Mary Altaffer, Associated Press
TAMPA, Fla. — Wisconsin Rep. Paul Ryan took his party's national convention spotlight Wednesday night as Republicans sought to turn the White House campaign back to the sluggish economy. He was accepting the vice presidential nomination at a gathering struggling for attention as Tropical Storm Isaac cast a pall from the nearby northern Gulf Coast.
In a secondary role if only for a moment, presidential candidate Mitt Romney accused Democratic President Barack Obama of backing "reckless defense cuts" amounting to $1 trillion. "There are plenty of places to cut in a federal budget that now totals over $3 trillion. But defense is not one of them," Romney said in remarks that referred elliptically to the terror attacks of Sept. 11, 2001.
Romney spoke to the American Legion in Indianapolis as his aides in Florida scripted an economy-and-veterans-themed program in their own convention hall and kept a wary eye on Isaac. The storm, downgraded from a hurricane to a tropical storm, was threatening levees in the New Orleans area almost exactly seven years after the calamitous Hurricane Katrina.
Romney delivers his own nationally televised acceptance speech Thursday night in the final act of his own convention. The political attention then shifts to the Democrats, who open their own convention on Tuesday to nominate Obama and Vice President Joseph Biden for a second term.
Deep into a two-week stretch of national gatherings, the race for the White House is in a sort of political black hole where the day-to-day polls matter little if at all as voters sort through their impressions.
Despite the hundreds of millions of dollars spent on television commercials by the candidates, their parties and supporting groups, the race has appeared unusually close since Romney clinched his nomination last spring.
Only eight or so battleground states appear to be competitive, although Republicans say they hope to expand the campaign after Labor Day, particularly in industrial states struggling to recover from the worst economic recession since the Great Depression.
Yet for all of the attack ads and inflammatory rhetoric, the two campaigns tiptoed carefully around the storm ravaging the Gulf Coast, vying to demonstrate concern for the victims without looking like they were seeking political gain.

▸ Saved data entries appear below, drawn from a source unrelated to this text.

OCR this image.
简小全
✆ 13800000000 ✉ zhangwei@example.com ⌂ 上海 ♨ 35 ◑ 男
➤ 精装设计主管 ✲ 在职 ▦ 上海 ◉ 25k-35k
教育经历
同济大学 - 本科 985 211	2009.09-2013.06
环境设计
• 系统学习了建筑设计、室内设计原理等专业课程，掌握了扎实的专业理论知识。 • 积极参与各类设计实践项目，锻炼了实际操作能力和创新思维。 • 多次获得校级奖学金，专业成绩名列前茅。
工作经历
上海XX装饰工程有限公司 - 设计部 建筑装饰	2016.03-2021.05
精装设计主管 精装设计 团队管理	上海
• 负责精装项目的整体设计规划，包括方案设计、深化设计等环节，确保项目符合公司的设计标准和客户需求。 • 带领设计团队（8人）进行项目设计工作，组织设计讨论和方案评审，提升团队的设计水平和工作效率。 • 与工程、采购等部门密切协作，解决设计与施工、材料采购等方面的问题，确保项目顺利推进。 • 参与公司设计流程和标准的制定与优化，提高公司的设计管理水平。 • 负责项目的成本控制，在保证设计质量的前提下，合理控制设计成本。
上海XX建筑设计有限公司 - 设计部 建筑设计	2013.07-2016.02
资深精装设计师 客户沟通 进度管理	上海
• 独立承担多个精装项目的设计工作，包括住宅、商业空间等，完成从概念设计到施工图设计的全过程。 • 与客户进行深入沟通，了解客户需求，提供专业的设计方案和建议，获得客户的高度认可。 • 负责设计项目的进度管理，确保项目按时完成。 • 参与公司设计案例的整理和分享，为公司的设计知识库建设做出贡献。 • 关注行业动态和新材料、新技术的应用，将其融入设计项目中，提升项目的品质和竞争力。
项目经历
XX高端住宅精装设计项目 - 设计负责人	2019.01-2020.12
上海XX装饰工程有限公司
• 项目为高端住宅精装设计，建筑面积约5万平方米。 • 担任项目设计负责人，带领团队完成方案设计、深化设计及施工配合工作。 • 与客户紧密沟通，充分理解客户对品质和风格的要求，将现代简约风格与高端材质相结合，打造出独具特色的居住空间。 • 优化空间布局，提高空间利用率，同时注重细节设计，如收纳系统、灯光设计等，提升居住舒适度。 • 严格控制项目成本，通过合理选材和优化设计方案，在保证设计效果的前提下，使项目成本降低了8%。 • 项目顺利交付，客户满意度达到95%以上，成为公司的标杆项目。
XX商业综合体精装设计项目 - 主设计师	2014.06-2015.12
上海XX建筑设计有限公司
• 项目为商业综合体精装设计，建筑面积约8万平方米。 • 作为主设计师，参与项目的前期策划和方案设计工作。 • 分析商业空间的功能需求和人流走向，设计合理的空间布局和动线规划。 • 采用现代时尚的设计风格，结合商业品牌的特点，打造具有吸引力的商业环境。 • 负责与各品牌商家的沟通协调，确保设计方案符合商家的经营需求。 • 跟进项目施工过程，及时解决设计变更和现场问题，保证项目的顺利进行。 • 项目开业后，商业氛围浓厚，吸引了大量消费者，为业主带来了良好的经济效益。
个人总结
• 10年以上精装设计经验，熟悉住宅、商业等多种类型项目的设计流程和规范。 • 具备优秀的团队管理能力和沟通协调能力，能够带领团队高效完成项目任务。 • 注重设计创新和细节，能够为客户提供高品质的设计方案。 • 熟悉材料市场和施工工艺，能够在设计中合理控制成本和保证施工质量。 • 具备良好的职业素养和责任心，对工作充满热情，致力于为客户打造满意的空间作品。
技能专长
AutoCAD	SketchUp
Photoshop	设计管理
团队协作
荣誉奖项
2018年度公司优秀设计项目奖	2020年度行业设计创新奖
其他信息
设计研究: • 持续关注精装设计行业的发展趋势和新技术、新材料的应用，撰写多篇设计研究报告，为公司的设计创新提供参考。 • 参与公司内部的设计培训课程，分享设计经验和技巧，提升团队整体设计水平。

Obama told an audience in Virginia he had spoken on the phone with governors and mayors of the affected states and cities while aboard Air Force One earlier in the day. Romney's aides let it be known he might visit the region once the storm had passed.
Romney's reference to $1 trillion in defense cuts was a 10-year figure that combined reductions already enacted by Congress and reductions scheduled to begin next January as a result of Congress' failure to reach agreement on a broad plan to cut deficits.
He did not say so in his speech, but most Republicans, including Ryan, voted for the first installment as well as the second.
The reference to 9/11 was glancing in a speech that accused Obama of unwise defense cuts. Romney noted the economy is the top issue in the race, but he said, "Our debates can change suddenly, with a ringing phone in the dead of night ... or a plume of smoke on a clear blue morning.
"The first job of government is to keep the American people safe," he said, pledging to do so.
In an appearance before University of Virginia students, Obama said he understood Republicans didn't have much nice to say about his tenure in office. He told his listeners the GOP hoped to disparage him so much that they would either vote for Romney or sit out the election.
Romney had already returned to Florida aboard his chartered jet when Senate Republican Mitch McConnell of Kentucky began the convention's daily battering of Obama.
"America is suffering through an economic calamity of truly historic dimensions," he said in excerpts released in advance of his convention appearance.